The human brain truly is a wonder. It is capable of complex mathematical tasks, sophisticated language and communication skills, and problem-solving abilities that are unparalleled in the animal kingdom.
Yet, while we may feel our minds are unique, many people often fall victim to the same psychological traps. These mistakes can have huge financial consequences in the investment world.
Let’s examine some of the most common mind-tricks investors encounter and how they could be losing you money on your portfolio.
Many people are prone to fixating on a particular reference point and basing all future decisions on that metric. This is called anchoring, and it can create a number of problems for high-net-worth investors.
For example, you may receive excellent returns on a company’s stock when you first invest, making you naturally inclined to favour that business in the future and ignore any negative indicators contradicting that opinion.
Remember that financial markets are fickle, so remain flexible to changing conditions and seek professional advice when considering large-scale investment decisions.
Confidence can be a powerful weapon when investing, while overconfidence or narcissism may be your downfall. It is not uncommon for investors, particularly those who are on a hot streak, to believe they know more than independent financial experts.

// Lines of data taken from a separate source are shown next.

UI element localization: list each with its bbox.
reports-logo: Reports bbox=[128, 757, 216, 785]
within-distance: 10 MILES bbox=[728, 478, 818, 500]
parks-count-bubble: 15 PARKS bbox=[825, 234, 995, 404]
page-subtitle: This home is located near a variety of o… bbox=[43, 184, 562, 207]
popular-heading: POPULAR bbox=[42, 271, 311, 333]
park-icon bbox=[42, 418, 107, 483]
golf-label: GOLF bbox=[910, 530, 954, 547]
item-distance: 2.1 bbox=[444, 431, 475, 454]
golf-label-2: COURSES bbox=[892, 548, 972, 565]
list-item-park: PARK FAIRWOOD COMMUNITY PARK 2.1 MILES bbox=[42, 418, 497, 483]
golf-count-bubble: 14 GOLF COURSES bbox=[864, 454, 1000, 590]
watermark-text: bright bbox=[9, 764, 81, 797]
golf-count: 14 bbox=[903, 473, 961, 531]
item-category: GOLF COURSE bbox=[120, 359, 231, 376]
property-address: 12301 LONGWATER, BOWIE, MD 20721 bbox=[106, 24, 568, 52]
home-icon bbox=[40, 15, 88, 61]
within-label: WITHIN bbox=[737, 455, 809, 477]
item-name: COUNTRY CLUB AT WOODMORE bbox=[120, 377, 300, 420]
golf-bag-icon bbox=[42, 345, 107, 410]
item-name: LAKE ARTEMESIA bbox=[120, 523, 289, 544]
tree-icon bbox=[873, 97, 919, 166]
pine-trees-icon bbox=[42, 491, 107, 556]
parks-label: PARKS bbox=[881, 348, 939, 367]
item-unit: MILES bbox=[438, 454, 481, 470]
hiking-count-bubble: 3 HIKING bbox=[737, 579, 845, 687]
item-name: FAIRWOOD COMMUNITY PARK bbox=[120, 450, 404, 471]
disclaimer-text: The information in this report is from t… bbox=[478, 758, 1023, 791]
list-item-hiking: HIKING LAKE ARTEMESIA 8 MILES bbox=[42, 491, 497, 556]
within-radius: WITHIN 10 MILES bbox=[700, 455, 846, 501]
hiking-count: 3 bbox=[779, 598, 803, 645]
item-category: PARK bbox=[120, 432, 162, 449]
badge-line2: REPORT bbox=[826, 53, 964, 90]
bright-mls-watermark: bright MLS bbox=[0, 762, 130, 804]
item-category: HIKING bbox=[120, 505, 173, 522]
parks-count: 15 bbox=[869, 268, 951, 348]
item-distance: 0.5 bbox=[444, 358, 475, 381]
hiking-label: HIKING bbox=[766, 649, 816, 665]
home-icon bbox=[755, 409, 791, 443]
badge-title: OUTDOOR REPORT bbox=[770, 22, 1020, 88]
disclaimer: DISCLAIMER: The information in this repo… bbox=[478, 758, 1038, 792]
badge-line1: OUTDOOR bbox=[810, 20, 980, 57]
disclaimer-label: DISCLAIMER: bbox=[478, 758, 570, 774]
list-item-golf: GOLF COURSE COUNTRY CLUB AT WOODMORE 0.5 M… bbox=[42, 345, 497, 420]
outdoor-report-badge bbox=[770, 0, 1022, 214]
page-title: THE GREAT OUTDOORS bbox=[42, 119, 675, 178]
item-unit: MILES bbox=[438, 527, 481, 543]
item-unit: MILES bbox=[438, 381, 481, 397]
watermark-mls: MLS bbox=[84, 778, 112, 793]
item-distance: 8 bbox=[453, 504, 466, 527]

“This better-than-thou syndrome isn’t unique to individual investors. Most institutional pensions and endowments routinely underperform a simple basket of low-cost index funds,” Rick Ferri, founder of Portfolio Solutions, told the Wall Street Journal.
Investors should always underpin their natural decision-making capabilities with help and guidance from investment specialists who can provide access to the right tools and market research.
Mob mentality is a common instinct in humans. There is safety in numbers, and banding together was a crucial survival tactic among our ancestors.
Unfortunately, following the crowd when investing can be a dangerous game. People are often quick to dump stocks if a company receives bad press or get caught up in a buying frenzy when a firm becomes trendy.
You should avoid the temptation to jump on the bandwagon. Instead, base your decisions on objective research and analysis of an investment’s true value.
Research from earlier this year showed institutional investors are influenced by arbitrary factors such as the weather when choosing to buy or sell stocks.
Case Western Reserve University scientists confirmed sunny skies encourage a buying mentality, while cloudy conditions are more likely to make investors abandon their investments.
The researchers said that while it was well known retail clients are prone to psychological biases, it was surprising that sophisticated professional investors were equally susceptible.
Studies have shown that a loss is twice as intense, psychologically, as a gain. This creates an interesting behavioural habit in humans whereby we try to avoid losses at all costs – and beyond any reasonable justification.
Investors often hold onto stocks that have plummeted in value, with the hope that they will eventually come good. Often, this is wishful thinking and admitting defeat would enable you to reinvest the money elsewhere.
Understanding when to cut your losses is a crucial skill for investors who want to optimise their portfolio and achieve the best returns.
No one is perfect, and it’s likely that all investors suffer these and other psychological traps when making big decisions on how to protect and build their wealth.
The key is to partner with independent industry experts with the skills and experience to ensure your investment choices are based on the best research, analysis and administration support.